There was an uncomfortable silence.
Finally Christoph broke that silence. “You know what? Why don’t we meet? Outside the hospital, not in my HIV clinic, or here in the intensive care unit. Why don’t we just meet someplace, and talk about your mother? Just you and me?”
We both knew, Christoph and I, that this was against protocol in every possible way.
Johann visibly brightened. His eyes were suddenly shining. He was all there.
It was agreed. Johann would go back to the orphanage, after staying a little longer in the intensive care unit. Then, it was agreed that he would meet with Christoph from time to time privately, like a friendship.
The boy was discharged, he was no longer under my care. I didn’t think about any of this for quite a while.
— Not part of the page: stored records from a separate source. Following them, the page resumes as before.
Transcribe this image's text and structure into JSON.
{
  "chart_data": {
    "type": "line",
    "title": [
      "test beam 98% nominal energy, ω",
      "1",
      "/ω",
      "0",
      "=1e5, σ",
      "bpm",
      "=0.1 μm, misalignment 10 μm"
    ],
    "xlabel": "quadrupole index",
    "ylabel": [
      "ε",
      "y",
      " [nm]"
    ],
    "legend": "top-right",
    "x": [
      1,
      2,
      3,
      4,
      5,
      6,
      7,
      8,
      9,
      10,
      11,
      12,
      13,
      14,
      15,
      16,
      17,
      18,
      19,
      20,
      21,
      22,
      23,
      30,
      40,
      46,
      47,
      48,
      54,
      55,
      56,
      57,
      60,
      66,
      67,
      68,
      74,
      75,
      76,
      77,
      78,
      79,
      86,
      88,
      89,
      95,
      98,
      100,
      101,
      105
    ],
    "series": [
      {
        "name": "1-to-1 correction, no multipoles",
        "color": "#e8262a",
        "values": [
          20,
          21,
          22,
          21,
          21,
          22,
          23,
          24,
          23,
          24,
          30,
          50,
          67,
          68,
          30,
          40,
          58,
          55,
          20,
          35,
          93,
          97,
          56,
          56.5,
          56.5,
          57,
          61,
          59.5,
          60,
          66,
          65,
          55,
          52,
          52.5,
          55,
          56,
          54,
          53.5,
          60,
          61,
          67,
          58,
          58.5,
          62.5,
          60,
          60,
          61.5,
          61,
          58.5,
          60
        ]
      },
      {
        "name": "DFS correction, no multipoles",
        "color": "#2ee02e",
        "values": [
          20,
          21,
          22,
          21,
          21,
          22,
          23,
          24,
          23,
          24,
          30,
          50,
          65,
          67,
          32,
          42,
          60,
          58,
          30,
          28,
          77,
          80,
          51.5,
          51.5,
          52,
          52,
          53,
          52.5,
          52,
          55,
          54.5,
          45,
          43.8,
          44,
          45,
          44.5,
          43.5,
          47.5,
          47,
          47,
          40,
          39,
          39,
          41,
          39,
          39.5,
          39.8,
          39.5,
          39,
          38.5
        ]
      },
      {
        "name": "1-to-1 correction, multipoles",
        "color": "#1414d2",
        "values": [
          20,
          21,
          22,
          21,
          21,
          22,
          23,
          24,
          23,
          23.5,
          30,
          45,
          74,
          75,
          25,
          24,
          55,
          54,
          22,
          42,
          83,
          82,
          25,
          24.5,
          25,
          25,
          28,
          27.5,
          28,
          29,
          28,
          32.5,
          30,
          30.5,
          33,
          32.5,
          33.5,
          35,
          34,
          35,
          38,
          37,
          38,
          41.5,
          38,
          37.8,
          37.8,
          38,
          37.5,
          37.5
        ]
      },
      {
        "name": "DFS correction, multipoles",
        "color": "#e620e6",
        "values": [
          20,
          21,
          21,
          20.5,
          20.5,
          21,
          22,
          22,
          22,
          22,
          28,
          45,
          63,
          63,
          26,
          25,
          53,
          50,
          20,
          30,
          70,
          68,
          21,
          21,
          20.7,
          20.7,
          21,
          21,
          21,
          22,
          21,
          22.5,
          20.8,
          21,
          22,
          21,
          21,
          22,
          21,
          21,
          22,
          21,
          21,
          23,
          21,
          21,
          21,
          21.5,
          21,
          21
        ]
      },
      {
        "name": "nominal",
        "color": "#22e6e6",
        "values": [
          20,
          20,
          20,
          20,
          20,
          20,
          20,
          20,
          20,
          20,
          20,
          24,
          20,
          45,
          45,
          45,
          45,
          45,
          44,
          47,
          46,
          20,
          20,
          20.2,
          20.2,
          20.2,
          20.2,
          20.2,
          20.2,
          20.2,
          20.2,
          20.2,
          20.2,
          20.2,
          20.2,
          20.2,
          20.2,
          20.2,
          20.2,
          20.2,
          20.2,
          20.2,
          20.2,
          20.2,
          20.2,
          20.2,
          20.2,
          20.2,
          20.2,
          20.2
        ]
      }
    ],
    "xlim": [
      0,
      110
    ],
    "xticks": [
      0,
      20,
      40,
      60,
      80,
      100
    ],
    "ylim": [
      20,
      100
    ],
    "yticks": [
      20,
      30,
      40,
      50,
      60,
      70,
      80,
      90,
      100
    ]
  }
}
I met Christoph about a month later. This was when I heard for the first time that Johann had moved into Christoph’s house.
Christoph had a wife and two sons, a little older than Johann. He explained to me that his wife was a nurse at the HIV clinic. She met Johann each time he came in for his checkups. Both of them could feel that this was not going in the right direction, and he was not going to make it alone. They spoke about Johann at home, and they agreed together to adopt him, and to make him a part of their family.
Christoph and his wife did not just help Johann to take his medication, or even help him to stay alive. They gave him a completely new start on life. Johann explained to his sons, “This is Johann. He has HIV, but you do not need to be afraid. He leads a very normal life. He is not dangerous, he is just like everybody else. He just happens to have a virus, for which he is getting medication.” The three boys became like normal brothers. They would sometimes all sleep in the same bed at night, and swap stories together in the dark.
Johann became fully part of the family. I never saw him again, but I did hear from Christoph recently. Johann is in his late 20s now. He got a great education, and he is very successful in business. His virus is completely under control, and he is living a normal life. A happy life.
Obviously, Hannah, this is a very unusual situation. I am not suggesting, that you should adopt your patients on a regular basis. You would quickly run out of room in your small apartment. But this story demonstrates that the real disease Johann was suffering from was a lack of connection, the feeling that no-one dared to care. As soon as that disease was addressed, at its roots, everything became good for him. He became whole, and he became truly healed. He did not recover from his AIDS diagnosis, but his condition became manageable, and he became a whole happy human being.
Although this particular solution is not something that could be easily duplicated, the important thing is that the medical system, as it still exists today, would not really think about this is the real problem. Everything is addressed at much more superficial level.
In a pretty extreme way, Christoph demonstrated to me, in all his interactions with Johann, including adopting him, what it means to be really truly deeply committed to being a healer. It means that you might even go to the extreme of adopting someone, if you really want to be bring healing to the world, and not just to be a technician who clocks in and clocks out. The commitment to wholeness is so great, that it knows no boundaries. When your commitment to healing becomes greater than your commitment to just “doing a job,” you learn to start looking, in every interaction, for what is underneath the presenting symptoms, just as you would with anyone you love.